As the data comes from a HR monitor it's likely going to be wildly inaccurate. To determine energy expenditure correctly, this needs to measured in a lab setting, as expired respiratory gases need to be analysed.

A good ballpark figure can be obtained for energy expenditure from an accurate power meter (e.g., Power Tap hub, SRM cranks), as power = energy / time. Thus, energy = power x time, giving an answer in kj, which is then divided by 4.18 to get an answer in kcal, with Kcal being the figure that most people use (at least here in the UK).

Most (all trained, and even most untrained) cyclists fall into ~ 20 - 25% efficient when cycling, such that if you multiply the the above kcal expenditure by ~ 4 you arrive back at the same figure in kcal as kj, i.e., if you have a power meter and it said you expended 1000 kj on your ride, you also expended ~ 1000 kcal (as opposed to 239 kcal).

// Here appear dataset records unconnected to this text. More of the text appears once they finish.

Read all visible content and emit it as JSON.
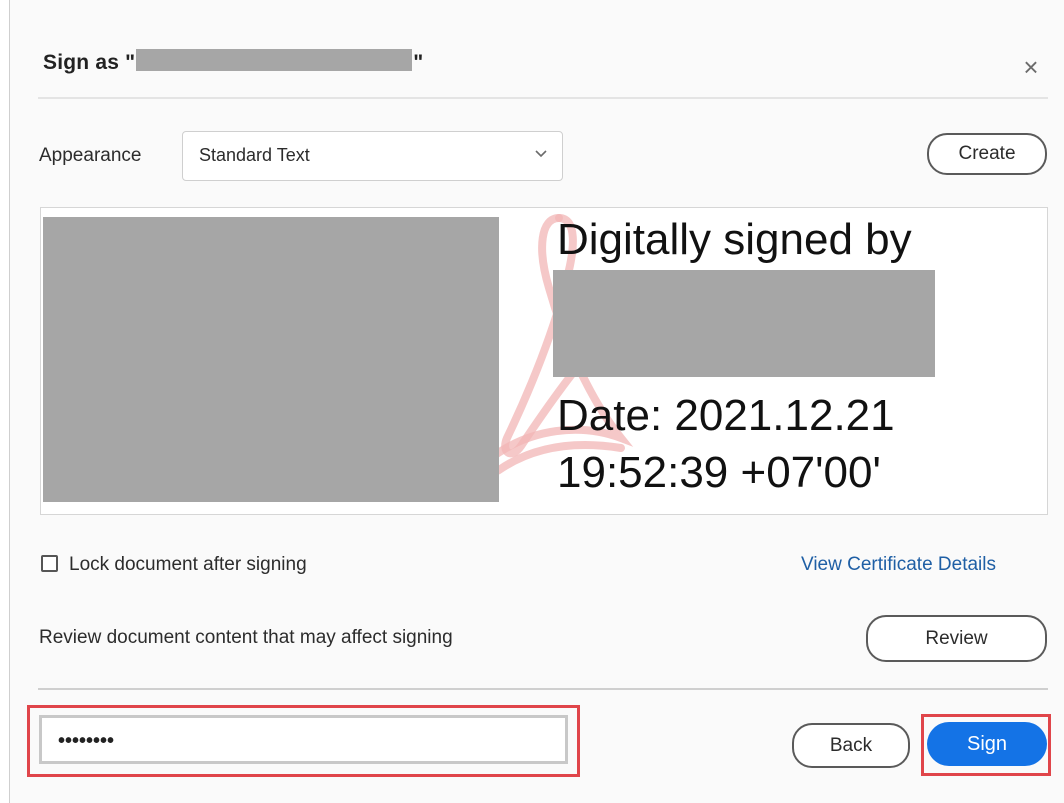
{
  "dialog": {
    "title_prefix": "Sign as \"",
    "title_suffix": "\"",
    "close_glyph": "×"
  },
  "appearance": {
    "label": "Appearance",
    "selected": "Standard Text",
    "create_label": "Create"
  },
  "preview": {
    "line1": "Digitally signed by",
    "line2": "Date: 2021.12.21",
    "line3": "19:52:39 +07'00'"
  },
  "options": {
    "lock_label": "Lock document after signing",
    "lock_checked": false,
    "view_cert_label": "View Certificate Details",
    "review_text": "Review document content that may affect signing",
    "review_label": "Review"
  },
  "footer": {
    "password_value": "••••••••",
    "back_label": "Back",
    "sign_label": "Sign"
  },
  "colors": {
    "accent": "#1473e6",
    "link": "#1f5fa5",
    "highlight": "#e0454a",
    "redaction": "#a6a6a6"
  }
}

To correctly calculate your efficiency, you'd have to be in a lab, and have your expired respiratory gases analyses and have your power accurately determined.

As an aside your efficiency increases, as your absolute power increases, and your efficiency decreases as your absolute cadence increases.

Accordingly, the 992kcal your watch measured, 'would be' 992 kj. if for instance that one obtained from one hour of cycling (purely used for illustrative purposes only), you'd have ridden at an average power output of 275.5 W. For an average sized male (~70kg) on a TT bike, on a flat circuit, that would equate to ~ 43 km/hr (as a ballpark figure).

The energy figure you is unlikely to be accurate. if it was accurate, there'd be no need to have power meters!

Therefore, i wouldn't base any weight loss plans on this figure as it's likely to be completely erroneous. However, you could use it as some sort of tracking number that you record in a training diary. Assuming that the figure increases (i don't know how they exactly estimate energy expenditure) as you ride at a higher intensity and/or longer volume, you'd be able to see that now you can expend 992 kcal per ride, whereas two months later you might be able to burn 1500 kcal.